The genius of all art,
Is seen in whole and part:
Both intricately made,
Contextually laid.
Let Pauline letters quickly show,
The context here described below.

Though Corinth was of Rome,
Hellenics called it home.
An isthmus of earth,
Where sailors made their berths.

A melting pot which sprung,
Of diamonds and of dung.
Of pagans and of priests:
The wealth and filth of Greece.

Perhaps not very strange,
Location thus deranged.
Is our own modern time,
Not paralyzed in kind?

Here Paul a church would grow,
Like leather tents to sew,
The Spirit in his work,
Disclosed where devils lurked.

His soul and sorrow spent,
To sew this straying tent.
With tears and cries to guide,
For love of Jesus Bride.

But was his work in vain,
His life to shrink in pain?
To labor for the church,
This crushed and filthy Church?

But God can cure disease,
And prisoners release.
He suffered all for Her,
Her warts He’ll surely cure.

One thought on “I Corinthians 1:1-3: Context of Conquest

  1. I apologize for posting this poem so late, my only excuse is that I’m on a mini-tour with the family band, and have had only limited access to wi-fi.
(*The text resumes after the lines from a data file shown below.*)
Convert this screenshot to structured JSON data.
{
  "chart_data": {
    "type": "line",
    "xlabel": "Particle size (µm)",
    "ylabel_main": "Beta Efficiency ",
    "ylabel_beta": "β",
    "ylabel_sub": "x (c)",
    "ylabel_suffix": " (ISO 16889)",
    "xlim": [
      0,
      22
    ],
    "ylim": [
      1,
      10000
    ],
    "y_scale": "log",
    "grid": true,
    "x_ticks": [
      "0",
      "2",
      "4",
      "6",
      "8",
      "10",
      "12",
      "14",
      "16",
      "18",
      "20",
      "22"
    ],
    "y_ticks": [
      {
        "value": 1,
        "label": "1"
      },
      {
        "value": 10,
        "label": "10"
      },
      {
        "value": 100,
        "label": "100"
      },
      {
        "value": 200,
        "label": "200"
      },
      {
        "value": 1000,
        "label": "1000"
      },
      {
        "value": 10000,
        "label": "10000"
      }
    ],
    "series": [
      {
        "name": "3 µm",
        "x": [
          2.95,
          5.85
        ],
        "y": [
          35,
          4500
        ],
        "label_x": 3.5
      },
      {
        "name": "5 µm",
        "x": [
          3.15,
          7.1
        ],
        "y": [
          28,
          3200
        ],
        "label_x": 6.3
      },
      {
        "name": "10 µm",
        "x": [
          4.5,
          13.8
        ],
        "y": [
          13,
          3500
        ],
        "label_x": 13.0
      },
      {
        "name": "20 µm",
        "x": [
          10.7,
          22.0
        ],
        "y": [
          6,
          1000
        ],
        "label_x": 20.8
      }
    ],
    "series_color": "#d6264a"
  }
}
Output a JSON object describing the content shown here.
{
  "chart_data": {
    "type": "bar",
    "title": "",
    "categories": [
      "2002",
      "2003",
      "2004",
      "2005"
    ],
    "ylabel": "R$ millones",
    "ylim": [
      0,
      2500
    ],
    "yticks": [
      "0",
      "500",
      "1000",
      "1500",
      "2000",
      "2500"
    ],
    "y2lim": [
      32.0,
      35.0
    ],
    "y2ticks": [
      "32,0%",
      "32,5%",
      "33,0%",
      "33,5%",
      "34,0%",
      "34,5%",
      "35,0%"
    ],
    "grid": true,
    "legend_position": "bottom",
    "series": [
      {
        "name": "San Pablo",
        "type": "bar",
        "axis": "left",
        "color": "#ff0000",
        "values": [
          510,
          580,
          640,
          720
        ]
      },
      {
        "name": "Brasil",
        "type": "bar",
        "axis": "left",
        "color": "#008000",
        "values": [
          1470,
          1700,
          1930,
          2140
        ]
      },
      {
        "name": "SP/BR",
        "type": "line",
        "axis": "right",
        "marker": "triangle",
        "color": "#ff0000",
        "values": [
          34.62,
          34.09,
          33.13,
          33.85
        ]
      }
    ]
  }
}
Right now, we are stranded in a snow storm west of St. Louis, making an unplanned hotel stop — which means I finally have time to upload my versification for the week.
    This week we get to look at the very beginning of I Corinthians. I find I Corinthians remarkable for the amazing detail that Paul goes into about how the Corinthians should conduct themselves in holy living. However, while there is ‘genius in the detail,’ we can’t lose track of the context of the epistle. Corinth was very much the sewer of the Roman world. In plays of the day, Corinthians were always portrayed as drunk. Besides this, Corinth was the center of the fertility cult of Aphrodite. In the midst of this, Paul decides to plant a church.
    I don’t know about you, but I often get depressed when I look at the state of the church today. There seems to be so much heresy, and spiritual deadness, that I sometimes wonder why God bothers with us. Can there really be any hope for such a messed-up church? The answer is a resounding YES! God changed Corinth, so he can certainly save the church of the twenty-first century. Remember, Christ DIED to save the church — after paying such a price, He’s not likely going to leave us alone. Christ will sanctify His church, and one day we will be presented to Him as a glorious and spotless bride!